July 8th, 2011

Hyland's Heroes: Dave Baron

Chris Jung

Senior Writer

Hyland's Heroes: Dave Baron
photo from LouCSAA.org

CSAA golf director has had large impact on local level

The following feature is a part of a weekly series, sponsored by Hyland, Block & Hyland, called "Hyland's Heroes" - a set of profiles that will spotlight Louisville area Catholic volunteers, coaches and administrators who assist athletic programs and teams, and help promote excellence in all aspects of sports. Know someone that you think should be featured as the next "Hyland's Hero? Send your recommendation to editor@catholicsportsnet.com.

After stellar golf careers at St. Xavier High School and Bellarmine University, Dave Baron became the first golf pro in Jefferson County at the age of 22, which was before the city-county merger in 2003.

But despite getting out of golf following stints at Bobby Nichols, Crescent Hills and Seneca Golf Courses, Baron has been encouraging young golfers to give the sport a try for decades by overseeing a two-day Catholic elementary golf tournament as the Catholic Sports Athletic Association Golf Director - a role he's fulfilled for the past 25 years.

"I enjoy golf. I enjoy the people," says Baron. "Growing up on the public courses was wonderful and the years I spent in golf were fabulous."

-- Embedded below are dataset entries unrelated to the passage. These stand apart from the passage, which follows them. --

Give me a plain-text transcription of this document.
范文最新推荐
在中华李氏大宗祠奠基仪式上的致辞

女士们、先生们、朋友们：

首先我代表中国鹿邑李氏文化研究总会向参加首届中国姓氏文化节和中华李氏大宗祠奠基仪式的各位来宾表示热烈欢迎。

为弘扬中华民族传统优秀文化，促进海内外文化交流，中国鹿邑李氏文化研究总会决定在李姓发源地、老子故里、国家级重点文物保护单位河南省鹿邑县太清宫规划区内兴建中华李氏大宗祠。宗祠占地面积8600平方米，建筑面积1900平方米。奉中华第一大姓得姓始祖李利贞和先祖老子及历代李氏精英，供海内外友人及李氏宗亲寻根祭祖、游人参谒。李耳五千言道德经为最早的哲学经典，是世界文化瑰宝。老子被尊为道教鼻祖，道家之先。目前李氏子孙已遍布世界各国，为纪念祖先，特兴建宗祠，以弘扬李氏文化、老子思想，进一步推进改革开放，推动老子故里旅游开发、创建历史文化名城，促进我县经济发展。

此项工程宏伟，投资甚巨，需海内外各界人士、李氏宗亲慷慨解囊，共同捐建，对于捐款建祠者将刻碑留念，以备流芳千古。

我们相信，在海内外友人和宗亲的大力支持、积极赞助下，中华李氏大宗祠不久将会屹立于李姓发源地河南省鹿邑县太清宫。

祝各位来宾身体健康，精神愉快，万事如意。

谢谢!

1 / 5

With such a rich golf tradition, Baron's route to the golf director job was rather unique. He was asked to start a basketball league at Ascension Catholic Elementary School after the parish built a brand new gymnasium. Soon after, he was asked to become a member of the CSAA basketball board and got his official start within the Catholic elementary athletic community.
Several years after that, CSAA Director Jim Frame approached Baron and asked if he would be interested in stepping into the golf director position. Baron, who didn't have to be sold, had a simple reply for Frame.
"Well sure," Baron told Frame.
Baron says that his main motivation for taking the job was his children. Baron's son Danny played at Trinity High School before graduating in 1996. Danny Baron recently returned to Kentucky to take over as the golf pro at Hurstbourne Country Club following several years at The Course at Wente Vineyards in Livermore, Ca.
In Louisville golf history, Dave and Danny are credited with being the first father-son duo to ever both be victorious at the Junior Falls Cities Tournament.
Wanting to provide an enjoyable golf tournament for local elementary student-athletes, Baron has taken a relatively small event and spent 25 years developing the CSAA Golf Tournament into a significant gathering on the links. Today, nearly 700 kids participate in the fun-first "competition," which jumps around between local courses on an annual basis.
"It's a golf tournament that's mainly for fun. The majority of our (participants) are not what I would call year-round golfers," said Baron. "We run this tournament for these kids to play for their schools and to have a good time. The kids really look forward to it. We need more fun tournaments around the city."
This past year's tournament was held at Seneca Golf Course and Baron says the parking lot was in overflow mode, as parents and grandparents flooded the course to watch their children and grandchildren play an exciting nine holes of golf. The tournament does not play by tournament-golf regulations or recognize USGA rules.
Baron says that they play by "loose rules," don't let players write a score higher than a 10 on a single hole and that children are participated to give it a shot, even if they play just a couple times per year.
Throughout his time on the golf course, specifically as CSAA golf director, Baron has seen some remarkable things. But three years ago, in 2008, he got a call on his radio just before the elementary tourney was set to get underway. In retrospect, it was a moment that would be the highlight of his CSAA career.
"There was a parent who wanted to take their player around in an electric cart, but our rules state that you have to walk the course and carry your own bag," said Baron. "But they came over and explained that he had been going through (chemotherapy) treatments for cancer and that he was so looking forward to playing a round of golf for his school - it would be the highlight of this summer."
Baron would quickly agree to let the cancer-stricken player to use a cart to play and complete his round. In 2009, that same player's grandfather approached Baron during the tournament to say "thank you" for making an exception.
"(He) came up to me the following year and said, 'You have no idea how much it meant to him just to go around and hit a golf club as part of his school's team'," said Baron. "In my 25 years (of doing this), that is my best memory."
Baron, who says he will retire soon, says he sticks around because of the smiles on the kids' faces.
Said Baron: "I don't care if (the kids) shoot a 75 or 105 or 125, the kids enjoy seeing their name up on that scoreboard, and that's what it's all about."